Experts warn against foreign currency outflow

Vietnam gov't backtracks on casino ban for local punters

The Ministry of Finance of Vietnam said that locals should not be allowed to enter Vietnam’s casinos, even though the country’s top leadership gave the green light to lift the ban several years ago.
2016-09-06
Reading time 2:50 min
The Ministry of Finance of Vietnam said that locals should not be allowed to enter Vietnam’s casinos, even though the country’s top leadership gave the green light to lift the ban several years ago.

In 2013, the Communist Party's decision-making Politburo gave permission for Vietnamese people who meet certain criteria to gamble in a casino to be built in the Van Don Economic Zone in Quang Ninh Province on the border with China.

International casino developers, for whom Asia has become a global gaming engine following the stagnation in the U.S., have been circling Vietnam for some time now. With a population of 90 million, analysts say that by lifting the ban on locals gambling, Vietnam could reignite interest in investors who had previously pulled out of casino projects due to tough entry barriers.

But in its latest draft decree submitted last month to the government for approval, the Ministry of Finance insisted that only foreigners and Vietnamese with foreign passports should be allowed to gamble in casinos in Vietnam.

“We are continuing to study and gauge the social impacts of letting Vietnamese punters into casinos,” a senior official at the Finance Ministry was quoted by Thanh Nien newspaper as saying on Monday. “We want to report to the higher-ups about the ramifications this could have such as organized crime, gambling addictions, money laundering and other illicit activities.”

Opponents of the casino ban say it only sends droves of Vietnamese across the border into Cambodia, Macau or Hong Kong to gamble, given the entrenched gambling culture in Vietnam

Many cases of people selling off their property or even being kidnapped for ransom have been reported due to debt accrued in foreign casinos.

Given that, locals should be allowed to gamble in casinos in Vietnam to "prevent the outflow of foreign currency", and there is a pressing need to regulate that, Nguyen Thi Kim Ngan, chairwoman of the National Assembly (Vietnam’s legislature), said in 2013 when she was the deputy house speaker.

According to a study by Augustine Ha Ton Vinh, an academic who has researched Vietnam's gaming industry extensively, the country is hemorrhaging as much as $800 million a year in tax revenue from Vietnamese punters who cross the border to Cambodia.

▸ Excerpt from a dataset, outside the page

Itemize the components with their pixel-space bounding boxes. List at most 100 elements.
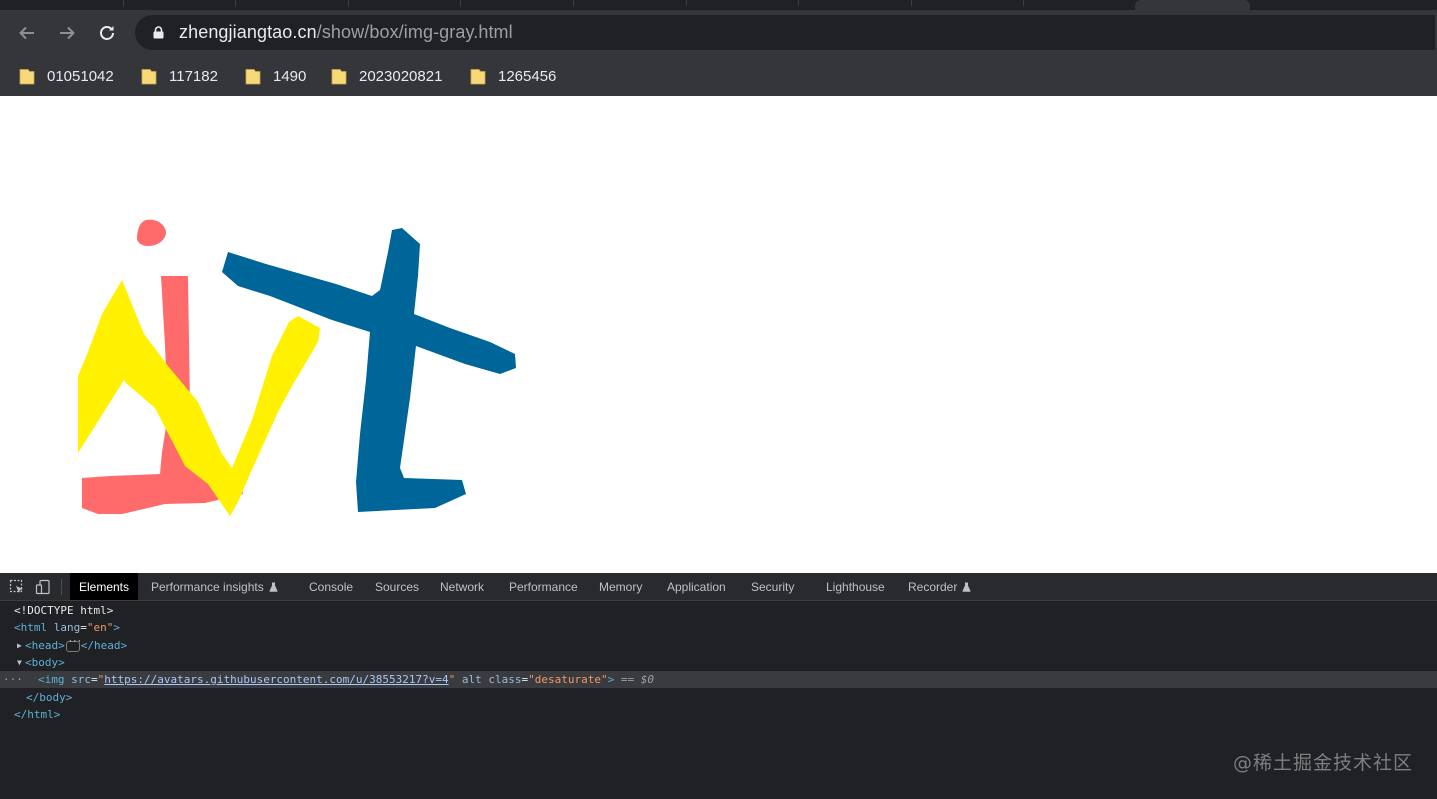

Vietnamese authorities have endorsed this study.

According to Forbes magazine, the country’s eight licensed casinos, mostly small and established under earlier rules, and around 20 slot clubs generate an estimated US$300 million in annual gaming revenue. The magazine said in a recent report that last May, a group of investors led by local property developer Imex Pan Pacific Group announced plans for a $4 billion project in Ho Chi Minh City.

Foreign investors seeking to operate a casino in Vietnam have to build large-scale integrated resorts with malls, restaurants, entertainment facilities and luxury hotels. They also need to invest at least $4 billion and have 10 years of experience in the casino business.

Singapore has no such minimum and neither does Macau, the world's biggest casino market. The Philippines has an investment threshold of $1 billion, but only for Manila, and the market there is 80 percent domestic

But skeptics say without the rule of law and oversight of a country like Singapore, considered a success model for the gaming industry in the region, casinos could be a disaster for Vietnam.

“I cannot point to any casino in Southeast Asia that has reinvested its revenue in non-gambling ventures or made investments in their host communities,” Zach Abuza, a Washington-based Southeast Asia expert, said.

Anti-gambling activists also point out that grand casinos never employ as many people as investors claim they will, and for the most part they are low-paying jobs at the bottom end of the service sector. A large casino will suck away much-needed investments in infrastructure such as roads, electricity, water and sewerage from other sectors that will provide more sustainable growth in the long term, they say.

The social costs of gambling are enormous and include addiction, debt, prostitution and crime, analysts say.

"What often goes unreported is the link between casinos and organized crime," Abuza said. "Look no further than the casino in Cambodia: this place has been laundering Southeast Asian drug money for nearly two decades.”